The product of more than fifteen years of immersion in the jazz world, Thinking in Jazz combines participant observation with detailed musicological analysis, the author's experience as a jazz trumpeter, interpretations of published material by scholars and performers, and, above all, original data from interviews with more than fifty professional musicians: bassists George Duvivier and Rufus Reid; drummers Max Roach, Ronald Shannon Jackson, and Akira Tana; guitarist Emily Remler; pianists Tommy Flanagan and Barry Harris; saxophonists Lou Donaldson, Lee Konitz, and James Moody; trombonist Curtis Fuller; trumpeters Doc Cheatham, Art Farmer, Wynton Marsalis, and Red Rodney; vocalists Carmen Lundy and Vea Williams; and others. Together, the interviews provide insight into the production of jazz by great artists like Betty Carter, Miles Davis, Dizzy Gillespie, Coleman Hawkins, and Charlie Parker.

Thinking in Jazz overflows with musical examples from the 1920s to the present, including original transcriptions (keyed to commercial recordings) of collective improvisations by Miles Davis's and John Coltrane's groups. These transcriptions provide additional insight into the structure and creativity of jazz improvisation and represent a remarkable resource for jazz musicians as well as students and educators.

Berliner explores the alternative ways—aural, visual, kinetic, verbal, emotional, theoretical, associative—in which these performers conceptualize their music and describes the delicate interplay of soloist and ensemble in collective improvisation. Berliner's skillful integration of data concerning musical development, the rigorous practice and thought artists devote to jazz outside of performance, and the complexities of composing in the moment leads to a new understanding of jazz improvisation as a language, an aesthetic, and a tradition. This unprecedented journey to the heart of the jazz tradition will fascinate and enlighten musicians, musicologists, and jazz fans alike.

Full Book Review and Other Notes:

Paul Berliner's Thinking in Jazz is a unique book. After years of research and interviews, Paul put together a window into the minds of a host of great jazz musicians. How they got started, where their minds are at, how they think about their music, that sort of thing.

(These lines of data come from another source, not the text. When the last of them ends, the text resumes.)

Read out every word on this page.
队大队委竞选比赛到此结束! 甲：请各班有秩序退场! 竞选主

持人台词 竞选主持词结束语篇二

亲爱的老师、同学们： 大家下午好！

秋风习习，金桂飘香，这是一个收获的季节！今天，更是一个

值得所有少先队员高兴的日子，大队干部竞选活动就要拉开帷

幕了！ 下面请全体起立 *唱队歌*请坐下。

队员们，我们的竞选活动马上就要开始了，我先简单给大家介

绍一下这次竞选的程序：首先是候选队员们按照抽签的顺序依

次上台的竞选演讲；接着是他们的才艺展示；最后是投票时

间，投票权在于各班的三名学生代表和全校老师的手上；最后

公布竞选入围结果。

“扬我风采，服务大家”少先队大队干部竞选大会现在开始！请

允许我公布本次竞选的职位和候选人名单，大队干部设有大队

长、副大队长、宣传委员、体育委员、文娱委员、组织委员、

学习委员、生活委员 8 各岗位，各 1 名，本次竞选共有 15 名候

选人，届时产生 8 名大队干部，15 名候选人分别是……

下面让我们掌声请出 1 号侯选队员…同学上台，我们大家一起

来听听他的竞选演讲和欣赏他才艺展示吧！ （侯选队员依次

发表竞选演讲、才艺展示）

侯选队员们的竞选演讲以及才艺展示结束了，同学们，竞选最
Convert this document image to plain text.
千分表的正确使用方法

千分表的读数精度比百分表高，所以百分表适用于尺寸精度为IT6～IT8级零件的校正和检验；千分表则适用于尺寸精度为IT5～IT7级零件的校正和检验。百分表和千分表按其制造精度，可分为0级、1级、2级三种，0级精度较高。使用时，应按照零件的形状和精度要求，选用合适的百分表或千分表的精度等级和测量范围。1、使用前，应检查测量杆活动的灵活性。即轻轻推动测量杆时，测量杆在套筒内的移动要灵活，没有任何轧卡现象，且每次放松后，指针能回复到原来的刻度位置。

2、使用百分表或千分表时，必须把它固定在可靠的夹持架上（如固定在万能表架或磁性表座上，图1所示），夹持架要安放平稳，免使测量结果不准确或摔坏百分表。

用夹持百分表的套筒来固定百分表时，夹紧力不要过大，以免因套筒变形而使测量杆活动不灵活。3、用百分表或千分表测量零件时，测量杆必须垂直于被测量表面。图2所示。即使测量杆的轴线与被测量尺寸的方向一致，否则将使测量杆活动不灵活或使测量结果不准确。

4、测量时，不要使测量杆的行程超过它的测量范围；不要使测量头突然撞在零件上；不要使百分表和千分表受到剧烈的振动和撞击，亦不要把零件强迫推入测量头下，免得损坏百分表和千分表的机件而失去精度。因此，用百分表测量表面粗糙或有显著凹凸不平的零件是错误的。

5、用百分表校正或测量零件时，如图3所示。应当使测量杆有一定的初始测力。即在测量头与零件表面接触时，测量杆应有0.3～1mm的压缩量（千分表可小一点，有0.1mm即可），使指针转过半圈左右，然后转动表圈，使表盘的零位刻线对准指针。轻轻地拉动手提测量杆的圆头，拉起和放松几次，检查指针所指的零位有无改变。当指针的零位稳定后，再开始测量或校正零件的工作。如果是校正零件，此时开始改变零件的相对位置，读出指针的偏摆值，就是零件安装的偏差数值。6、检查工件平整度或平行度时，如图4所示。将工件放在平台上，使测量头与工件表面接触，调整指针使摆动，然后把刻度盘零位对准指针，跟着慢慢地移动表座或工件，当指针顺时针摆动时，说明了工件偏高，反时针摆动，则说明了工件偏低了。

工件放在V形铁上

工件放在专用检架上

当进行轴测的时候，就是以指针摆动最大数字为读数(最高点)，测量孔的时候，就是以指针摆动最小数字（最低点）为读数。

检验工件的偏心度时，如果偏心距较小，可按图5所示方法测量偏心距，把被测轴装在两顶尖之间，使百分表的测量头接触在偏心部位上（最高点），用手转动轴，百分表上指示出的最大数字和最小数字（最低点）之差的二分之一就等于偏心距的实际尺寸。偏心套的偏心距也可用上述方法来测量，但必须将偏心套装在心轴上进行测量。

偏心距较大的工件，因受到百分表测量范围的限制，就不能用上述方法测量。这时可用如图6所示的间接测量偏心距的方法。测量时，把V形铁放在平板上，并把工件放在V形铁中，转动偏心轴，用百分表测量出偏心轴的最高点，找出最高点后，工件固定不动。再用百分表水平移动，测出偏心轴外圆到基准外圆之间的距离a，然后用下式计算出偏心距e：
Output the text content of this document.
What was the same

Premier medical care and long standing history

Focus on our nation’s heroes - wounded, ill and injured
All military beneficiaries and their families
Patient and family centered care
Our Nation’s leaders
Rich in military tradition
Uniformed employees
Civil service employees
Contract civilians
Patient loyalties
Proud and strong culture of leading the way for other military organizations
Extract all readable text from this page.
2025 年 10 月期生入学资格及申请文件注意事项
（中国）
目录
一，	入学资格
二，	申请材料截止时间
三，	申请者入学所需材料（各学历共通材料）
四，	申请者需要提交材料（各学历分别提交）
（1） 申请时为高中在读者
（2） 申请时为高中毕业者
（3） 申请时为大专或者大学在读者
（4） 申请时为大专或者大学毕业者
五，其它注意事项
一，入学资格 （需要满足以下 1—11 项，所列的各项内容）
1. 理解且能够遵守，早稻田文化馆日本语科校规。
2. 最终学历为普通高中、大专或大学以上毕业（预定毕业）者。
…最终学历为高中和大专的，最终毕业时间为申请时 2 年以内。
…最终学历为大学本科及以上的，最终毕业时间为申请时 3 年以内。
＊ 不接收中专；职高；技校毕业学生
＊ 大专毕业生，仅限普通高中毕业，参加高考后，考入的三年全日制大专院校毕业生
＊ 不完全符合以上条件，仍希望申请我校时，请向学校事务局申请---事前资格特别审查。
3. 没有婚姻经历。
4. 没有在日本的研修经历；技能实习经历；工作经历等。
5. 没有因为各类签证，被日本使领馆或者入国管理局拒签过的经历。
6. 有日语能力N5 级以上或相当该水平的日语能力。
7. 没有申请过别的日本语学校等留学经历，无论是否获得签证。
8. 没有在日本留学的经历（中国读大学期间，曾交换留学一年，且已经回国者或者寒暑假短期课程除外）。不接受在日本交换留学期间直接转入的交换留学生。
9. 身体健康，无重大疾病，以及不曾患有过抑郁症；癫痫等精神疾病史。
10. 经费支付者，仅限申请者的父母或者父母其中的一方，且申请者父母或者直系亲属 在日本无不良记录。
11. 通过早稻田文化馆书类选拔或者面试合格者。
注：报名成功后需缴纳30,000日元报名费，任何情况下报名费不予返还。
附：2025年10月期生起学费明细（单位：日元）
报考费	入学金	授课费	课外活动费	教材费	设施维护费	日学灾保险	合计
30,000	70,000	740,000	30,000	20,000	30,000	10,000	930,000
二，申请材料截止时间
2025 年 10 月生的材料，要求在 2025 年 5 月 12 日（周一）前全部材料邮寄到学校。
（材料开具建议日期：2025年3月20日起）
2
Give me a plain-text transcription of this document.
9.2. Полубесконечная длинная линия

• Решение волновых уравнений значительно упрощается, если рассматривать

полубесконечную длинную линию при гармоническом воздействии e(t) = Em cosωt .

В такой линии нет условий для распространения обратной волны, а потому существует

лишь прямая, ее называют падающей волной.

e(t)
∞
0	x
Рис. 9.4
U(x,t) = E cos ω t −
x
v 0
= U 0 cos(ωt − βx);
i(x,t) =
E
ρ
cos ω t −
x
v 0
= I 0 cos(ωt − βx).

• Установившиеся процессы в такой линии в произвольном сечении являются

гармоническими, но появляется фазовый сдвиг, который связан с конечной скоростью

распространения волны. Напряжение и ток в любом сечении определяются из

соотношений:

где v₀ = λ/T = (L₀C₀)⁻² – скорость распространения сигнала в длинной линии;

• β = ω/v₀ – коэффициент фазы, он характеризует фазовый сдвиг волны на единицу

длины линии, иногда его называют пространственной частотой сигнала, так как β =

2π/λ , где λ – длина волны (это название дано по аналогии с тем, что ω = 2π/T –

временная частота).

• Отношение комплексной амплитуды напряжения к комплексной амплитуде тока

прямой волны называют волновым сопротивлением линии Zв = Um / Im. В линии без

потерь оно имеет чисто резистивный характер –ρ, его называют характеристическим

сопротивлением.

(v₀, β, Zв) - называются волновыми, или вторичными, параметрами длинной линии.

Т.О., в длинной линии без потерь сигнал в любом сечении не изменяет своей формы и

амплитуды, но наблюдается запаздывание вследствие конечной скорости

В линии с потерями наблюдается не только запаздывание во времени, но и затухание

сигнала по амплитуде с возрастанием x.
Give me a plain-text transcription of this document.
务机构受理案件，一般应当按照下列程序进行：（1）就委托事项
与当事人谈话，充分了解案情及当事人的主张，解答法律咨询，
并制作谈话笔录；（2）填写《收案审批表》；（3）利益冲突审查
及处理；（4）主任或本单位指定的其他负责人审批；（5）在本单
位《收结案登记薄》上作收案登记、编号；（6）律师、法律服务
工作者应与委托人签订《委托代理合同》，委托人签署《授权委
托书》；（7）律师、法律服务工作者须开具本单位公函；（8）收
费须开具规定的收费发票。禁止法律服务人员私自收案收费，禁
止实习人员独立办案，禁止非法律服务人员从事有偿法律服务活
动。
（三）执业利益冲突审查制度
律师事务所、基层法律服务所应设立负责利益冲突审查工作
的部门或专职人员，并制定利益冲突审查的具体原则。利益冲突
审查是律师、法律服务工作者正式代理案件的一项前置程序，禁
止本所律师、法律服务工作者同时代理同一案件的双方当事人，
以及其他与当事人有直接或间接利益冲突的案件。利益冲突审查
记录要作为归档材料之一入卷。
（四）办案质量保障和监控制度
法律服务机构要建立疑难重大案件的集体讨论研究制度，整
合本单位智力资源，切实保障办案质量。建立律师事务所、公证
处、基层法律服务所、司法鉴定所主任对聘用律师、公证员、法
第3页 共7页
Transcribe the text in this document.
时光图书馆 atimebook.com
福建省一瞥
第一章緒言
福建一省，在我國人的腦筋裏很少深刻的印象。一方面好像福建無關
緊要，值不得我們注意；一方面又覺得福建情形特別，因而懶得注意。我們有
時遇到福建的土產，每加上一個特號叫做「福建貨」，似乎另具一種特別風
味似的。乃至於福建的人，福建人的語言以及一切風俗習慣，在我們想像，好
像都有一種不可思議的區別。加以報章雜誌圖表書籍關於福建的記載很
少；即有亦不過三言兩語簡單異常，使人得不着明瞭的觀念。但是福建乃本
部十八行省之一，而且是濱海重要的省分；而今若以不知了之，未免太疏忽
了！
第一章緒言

When I first started reading it, some of the things the masters were saying in the book really made me sit back and think about my own playing, why I was doing it, and the kinds of changes I could make to get on the path of greatness. I'm not there yet, but I know I'm doing the right things to get there.

This book is a great resource for beginners and experts alike. Over 900 pages of interviews and music analysis. You see, not only does the book cover ways the masters think about jazz, around 1/3 of the book is devoted to analyzing their music, their musical tendencies, the things that gave them their sound.

One of the things I really enjoyed in the book is reading about the kinds of things the greatest players did when they were first getting started. The paths they took to becomming great players were all very different. I liked that because it showed that it doesn't matter where you're coming from, what matters is where you're going.

This is a great book and one that you won't be sorry to invest in.